We're into the Top 10 now.

These are the plays of the Bill Belichick Era you best never forget. And probably can't. They're the ones that led directly to championships -- most for New England, a couple for the other guys. Or they're plays that signified a sea change in the way the New England Patriots under Belichick would be behaving from there on out.

I did my best to stack them in order of importance. You got a problem with that? Good. Let us know what's too high, too low or just plain wrong. And thanks for keeping up!

PLAY NUMBER: 4

THE YEAR: 2001 (actually Feb. 3, 2002)

THE GAME: Patriots 20, Rams 17

THE PLAY: Vinatieri 48-yarder in Superdome delivers SB36 win

WHY IT’S HERE: When the Red Sox won the World Series in 2004, it was viewed nationally and locally as a cathartic moment for a long-suffering region. Deliverance for a fanbase that resolutely suffered through 90 years of star-crossed heartbreak with a mix of stoicism and fatalism. “Long-suffering Red Sox fan” was a badge of honor, an identity.
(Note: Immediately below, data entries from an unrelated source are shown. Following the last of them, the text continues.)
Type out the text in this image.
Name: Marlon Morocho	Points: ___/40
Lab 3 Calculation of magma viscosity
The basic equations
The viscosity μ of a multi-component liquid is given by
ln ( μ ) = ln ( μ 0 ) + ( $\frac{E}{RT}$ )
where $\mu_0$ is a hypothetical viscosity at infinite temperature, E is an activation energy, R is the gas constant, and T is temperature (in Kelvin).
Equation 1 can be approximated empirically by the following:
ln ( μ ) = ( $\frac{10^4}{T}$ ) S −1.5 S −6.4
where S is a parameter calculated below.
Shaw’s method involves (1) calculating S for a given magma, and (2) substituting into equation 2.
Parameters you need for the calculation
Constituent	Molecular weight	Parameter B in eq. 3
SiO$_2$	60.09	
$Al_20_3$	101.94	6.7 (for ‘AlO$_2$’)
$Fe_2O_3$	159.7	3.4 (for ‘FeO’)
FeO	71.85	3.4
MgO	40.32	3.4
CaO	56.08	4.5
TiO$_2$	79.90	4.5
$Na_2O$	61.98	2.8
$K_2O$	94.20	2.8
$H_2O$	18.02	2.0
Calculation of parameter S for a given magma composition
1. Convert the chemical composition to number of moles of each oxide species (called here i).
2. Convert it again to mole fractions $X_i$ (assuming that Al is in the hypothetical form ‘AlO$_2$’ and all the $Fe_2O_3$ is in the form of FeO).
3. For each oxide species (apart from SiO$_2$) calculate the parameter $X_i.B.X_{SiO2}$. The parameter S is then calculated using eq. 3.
And New Englanders – baseball fans or not - would self-identify with the hideous notion of Red Sox Nation. There was no “Patriots Nation.” To drag out the forced metaphor, Patriots fans were living in tents and cabins in the wilderness, recluses. Reluctant to be seen in town where they’d be mocked. And suddenly, they cobbled together one of the most improbable, magical seasons in American professional sports, a year which gave birth to a dynasty which was first celebrated, now reviled but always respected. And while so many games and plays led to this 48-yarder – ones we’ve mentioned 12 times on this list – Adam Vinatieri kicking a 48-yarder right down the f****** middle to win the Super Bowl was an orgasmic moment for the recluses and pariahs that had been Patriots fans when nobody would admit to such a thing.
 

PLAY NUMBER: 3

THE YEAR: 2001 (actually Jan. 19, 2002)

THE GAME: Patriots 16, Raiders 13

THE PLAY: Vinatieri from 45 through a blizzard to tie Snow Bowl

WHY IT’S HERE: Two thoughts traveling on parallel tracks were running through the mind while Adam Vinatieri trotted onto the field and lined up his 45-yarder to tie Oakland in the 2001 AFC Divisional Playoff Game, the final one at Foxboro Stadium. “There’s no way he can make this kick in this weather,” was the first. “The way this season’s gone, I bet he makes this kick. It can’t end here. It can’t end now.” From where I was sitting in the press box I couldn’t see the ball clearly, probably because I was looking for it on a higher trajectory than Vinatieri used. So I remember Vinatieri going through the ball, my being unable to locate it in the air and then looking for the refs under the goalposts to see their signal. And when I located them, I saw the ball scuttle past. Then I saw the officials’ arms rise. Twenty-five years earlier, the first team I ever followed passionately – the ’76 Patriots – left me in tears when they lost to the Raiders in the playoffs. Now, at 33, I was covering that team and it had gotten a measure of retribution for the 8-year-old me.